Language Arts Education


Language Arts Education B.S. Ed.

Students who are passionate about teaching literature, writing and speaking will find the University of Oklahoma College of Education’s Language Arts Education program a stimulating blend of English literature and writing courses and diverse hands-on classroom experiences. Beginning with the first course taken in the education curriculum, students complete 100 hours in middle and high school classrooms tutoring and observing before they begin student teaching.



These field experiences prepare students for student teaching internships during either the certification or graduate portion of their education. During these internships, students observe, prepare lesson plans and teach. The student teaching programs typically last 16 weeks. The Language Arts Education curriculum is designed so that students can receive a Bachelor of Science degree in four years, though this can vary depending on when the student becomes a fully admitted student to the college.

Degree Options

A Language Arts Education student graduates with a Bachelor of Science in Education. With a Bachelor of Science degree in Education, a student may choose to pursue graduate degrees in a multitude of disciplines.

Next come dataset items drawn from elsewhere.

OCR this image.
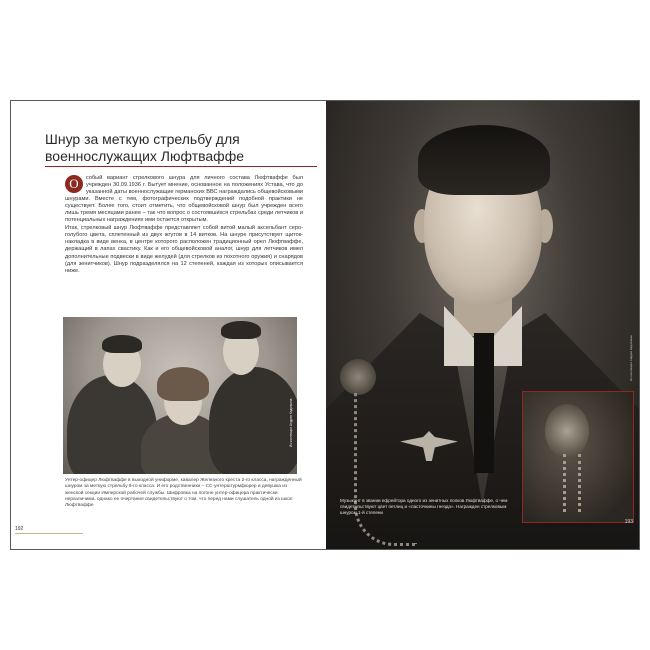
Шнур за меткую стрельбу для
военнослужащих Люфтваффе

О	собый вариант стрелкового шнура для личного состава Люфтваффе был учрежден 30.09.1936 г. Бытует мнение, основанное на положениях Устава, что до указанной даты военнослужащие германских ВВС награждались общевойсковыми шнурами. Вместе с тем, фотографических подтверждений подобной практики не существует. Более того, стоит отметить, что общевойсковой шнур был учрежден всего лишь тремя месяцами ранее – так что вопрос о состоявшихся стрельбах среди летчиков и потенциальных награждениях ими остается открытым.

Итак, стрелковый шнур Люфтваффе представляет собой витой малый аксельбант серо-голубого цвета, сплетенный из двух жгутов в 14 витков. На шнуре присутствует щиток-накладка в виде венка, в центре которого расположен традиционный орел Люфтваффе, держащий в лапах свастику. Как и его общевойсковой аналог, шнур для летчиков имел дополнительные подвески в виде желудей (для стрелков из похотного оружия) и снарядов (для зенитчиков). Шнур подразделялся на 12 степеней, каждая из которых описывается ниже.

Из коллекции Андрея Кадочкина
Унтер-офицер Люфтваффе в выходной униформе, кавалер Железного креста 2-го класса, награжденный шнуром за меткую стрельбу 6-го класса. И его родственники – СС-унтерштурмфюрер и девушка из женской секции Имперской рабочей службы. Шифровка на погоне унтер-офицера практически неразличима, однако ее очертания свидетельствуют о том, что перед нами слушатель одной из школ Люфтваффе
192
Из коллекции Андрея Кадочкина
Музыкант в звании ефрейтора одного из зенитных полков Люфтваффе, о чем свидетельствуют цвет петлиц и «ласточкины гнезда». Награжден стрелковым шнуром 1-й степени
193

Degree checksheet for this program


Students are recommended for Oklahoma certification to become language arts teachers, which includes reading, English, composition, speech, debate, publications (yearbook and newspaper), and literature (including American, British and World Literature) for grades six through twelve after completing the program and passing required state certification exams (OSAT and PPAT).

Interests and Skills

Most language arts education students have interests in literature, writing, or speech. They enjoy working with adolescents and are comfortable in school settings. High school preparation should include working to strengthen writing skills through personal and literary work and tutoring or working with middle and high school students.